Your answer could be a nutritionist – someone who will assess your lifestyle and habits and help you shift your behavior to align with your goals.
“My goal is not to have you as a client for life,” says Houston-based nutritionist Adrian Hernandez. “My goal is to have you as a client until you’re able to modify your behavior.” After the Tuesday bottle of wine has been properly analyzed and adjusted, he waves a merry good-bye. After all, you don’t want a schoolmarm rapping your knuckles with a ruler every time you reach for an Oreo. You want to quell the desire to stuff your cheeks with sandwich cookies in the first place.
Kiss Calorie Counting Goodbye
“We don’t like to teach people about calorie counting,” explains Hernandez. Instead he teaches people how food affects their bodies and looks at where and why bad habits are creeping in.
If a client comes to Hernandez with doctor’s orders – lose 20 pounds, lower cholesterol – he helps them parse out how to make that incomprehensible assignment a reality. “Clients will come and talk about their lives and about their stresses and about what makes them happy and sad,” he explains. “Often, the actual education only comes into play after their life has been put on the table.”
Instead of strict structuring or crash dieting, he finds options that fit seamlessly into a client’s life. Be warned: He will ask about more than your refrigerator. A good nutritionist will want to know what changes you can make, even in the areas that have nothing to do with nutrition. “You have to really identify what’s going on in their lives,” he explains.
It Can Be As Simple As Putting Your Clothes In the Hamper
One client realized that tossing his clothes into the laundry each day instead of allowing dirty shirts to multiply and take over his apartment made everything better. Hernandez helped him realize that he didn’t like being at home because his house was always a mess. Together they found a simple, workable solution that spread throughout the client’s entire life.
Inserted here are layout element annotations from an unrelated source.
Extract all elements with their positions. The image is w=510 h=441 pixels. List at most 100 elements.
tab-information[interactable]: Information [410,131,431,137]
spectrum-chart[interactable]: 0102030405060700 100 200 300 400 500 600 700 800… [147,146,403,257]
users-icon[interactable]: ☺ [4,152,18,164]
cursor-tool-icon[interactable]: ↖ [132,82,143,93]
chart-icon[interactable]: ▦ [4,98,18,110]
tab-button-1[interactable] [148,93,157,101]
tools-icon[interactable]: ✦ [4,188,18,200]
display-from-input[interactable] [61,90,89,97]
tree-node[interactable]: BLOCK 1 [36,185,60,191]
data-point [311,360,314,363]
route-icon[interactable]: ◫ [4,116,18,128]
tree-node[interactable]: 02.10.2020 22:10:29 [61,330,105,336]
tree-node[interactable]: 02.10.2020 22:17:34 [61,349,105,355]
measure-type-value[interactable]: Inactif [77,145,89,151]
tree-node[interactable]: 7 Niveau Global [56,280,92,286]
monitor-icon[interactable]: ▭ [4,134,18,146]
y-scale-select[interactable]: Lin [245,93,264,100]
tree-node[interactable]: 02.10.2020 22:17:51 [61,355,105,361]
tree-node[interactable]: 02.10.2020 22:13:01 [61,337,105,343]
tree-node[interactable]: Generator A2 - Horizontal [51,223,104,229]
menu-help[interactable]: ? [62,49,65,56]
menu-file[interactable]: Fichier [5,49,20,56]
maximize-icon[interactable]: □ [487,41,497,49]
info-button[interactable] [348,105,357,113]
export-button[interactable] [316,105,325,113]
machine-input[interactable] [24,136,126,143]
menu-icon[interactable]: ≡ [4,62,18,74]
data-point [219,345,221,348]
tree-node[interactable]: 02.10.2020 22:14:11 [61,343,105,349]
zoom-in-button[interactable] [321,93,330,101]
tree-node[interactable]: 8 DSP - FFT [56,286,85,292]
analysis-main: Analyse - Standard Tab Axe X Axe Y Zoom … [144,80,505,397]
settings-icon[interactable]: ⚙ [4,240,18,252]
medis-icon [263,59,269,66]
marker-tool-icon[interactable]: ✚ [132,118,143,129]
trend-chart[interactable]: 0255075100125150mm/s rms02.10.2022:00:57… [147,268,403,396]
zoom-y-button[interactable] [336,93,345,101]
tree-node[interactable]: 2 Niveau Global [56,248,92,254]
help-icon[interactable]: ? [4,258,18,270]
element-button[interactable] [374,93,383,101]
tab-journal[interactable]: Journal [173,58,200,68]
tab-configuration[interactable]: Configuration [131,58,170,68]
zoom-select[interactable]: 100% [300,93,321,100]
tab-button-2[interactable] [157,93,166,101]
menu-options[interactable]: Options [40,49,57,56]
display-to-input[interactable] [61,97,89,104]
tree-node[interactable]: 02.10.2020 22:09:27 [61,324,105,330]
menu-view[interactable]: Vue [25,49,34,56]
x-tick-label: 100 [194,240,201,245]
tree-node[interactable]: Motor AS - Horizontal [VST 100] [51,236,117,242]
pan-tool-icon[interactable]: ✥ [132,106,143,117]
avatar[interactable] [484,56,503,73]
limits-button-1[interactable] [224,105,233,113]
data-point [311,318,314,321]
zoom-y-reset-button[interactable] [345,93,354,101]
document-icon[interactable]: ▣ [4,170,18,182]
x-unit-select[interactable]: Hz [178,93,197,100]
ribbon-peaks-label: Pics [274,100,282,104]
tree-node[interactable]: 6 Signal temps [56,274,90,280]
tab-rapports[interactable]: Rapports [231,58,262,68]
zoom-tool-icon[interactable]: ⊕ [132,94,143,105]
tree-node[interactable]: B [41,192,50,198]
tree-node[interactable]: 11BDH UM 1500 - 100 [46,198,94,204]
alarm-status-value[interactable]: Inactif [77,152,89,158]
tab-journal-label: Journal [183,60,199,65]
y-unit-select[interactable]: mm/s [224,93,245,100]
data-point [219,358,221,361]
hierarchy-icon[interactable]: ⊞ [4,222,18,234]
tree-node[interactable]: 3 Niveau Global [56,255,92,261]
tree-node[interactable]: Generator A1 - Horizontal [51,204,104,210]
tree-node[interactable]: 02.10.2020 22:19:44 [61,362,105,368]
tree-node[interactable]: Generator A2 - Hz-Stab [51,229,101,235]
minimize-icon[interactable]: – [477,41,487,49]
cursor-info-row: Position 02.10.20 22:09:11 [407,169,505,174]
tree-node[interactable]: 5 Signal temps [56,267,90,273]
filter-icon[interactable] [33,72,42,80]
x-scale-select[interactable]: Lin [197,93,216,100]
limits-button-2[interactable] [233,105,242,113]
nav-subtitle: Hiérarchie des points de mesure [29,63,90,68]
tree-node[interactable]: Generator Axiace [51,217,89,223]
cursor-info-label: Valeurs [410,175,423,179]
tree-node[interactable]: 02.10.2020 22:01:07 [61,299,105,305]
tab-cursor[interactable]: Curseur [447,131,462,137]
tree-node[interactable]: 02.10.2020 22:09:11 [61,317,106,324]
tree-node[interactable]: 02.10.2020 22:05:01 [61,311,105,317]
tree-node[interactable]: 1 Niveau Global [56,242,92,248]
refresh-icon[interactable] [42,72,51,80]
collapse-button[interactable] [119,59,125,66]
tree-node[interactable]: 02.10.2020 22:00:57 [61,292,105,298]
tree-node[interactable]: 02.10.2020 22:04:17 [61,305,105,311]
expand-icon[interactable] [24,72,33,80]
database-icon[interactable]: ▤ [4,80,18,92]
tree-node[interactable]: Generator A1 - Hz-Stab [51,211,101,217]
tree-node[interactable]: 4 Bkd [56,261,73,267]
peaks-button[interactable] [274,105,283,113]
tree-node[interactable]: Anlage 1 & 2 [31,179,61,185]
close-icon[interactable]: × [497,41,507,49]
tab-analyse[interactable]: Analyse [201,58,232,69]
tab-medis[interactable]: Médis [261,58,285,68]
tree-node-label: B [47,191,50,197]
“He started inviting people over and cooking more at home,” explains Hernandez. “It was a slow process, but over time he was able to eat at home three to five days a week instead of going to fast food joints. He shed pound after pound after pound – something he’d wanted to do for years, but could never manage with his lifestyle.”
Health Is Less About Obsessing and More About Habit Building
One year blueberries are the antioxidant of the stars, the next year they’re injecting nuclear radiation into your morning smoothie. Who can keep up? “Every year you hear something different,” says Hernandez. But as long as you have a solid foundation around how food affects your body, you’re set. “I tell people, ‘It’s built into our wiring. If animals can do it, why can’t we?’”
Knowing that you can do something to alleviate a persistent problem in your life is very empowering. We eat food every day. If you can change your relationship with it, you’ll feel a deep sense of power over your own life. “Food has the potential to have a domino effect,” explains Hernandez.
Three Things You Can Do Today To Get Healthier
- Drink more water
- Eat more colorfully
- Be more active, whatever that means to you
“Just do something,” Hernandez says. “People fall into the mundane and don’t explore. They don’t push themselves.”
Would changing your eating habits help your life? How can you push yourself more today?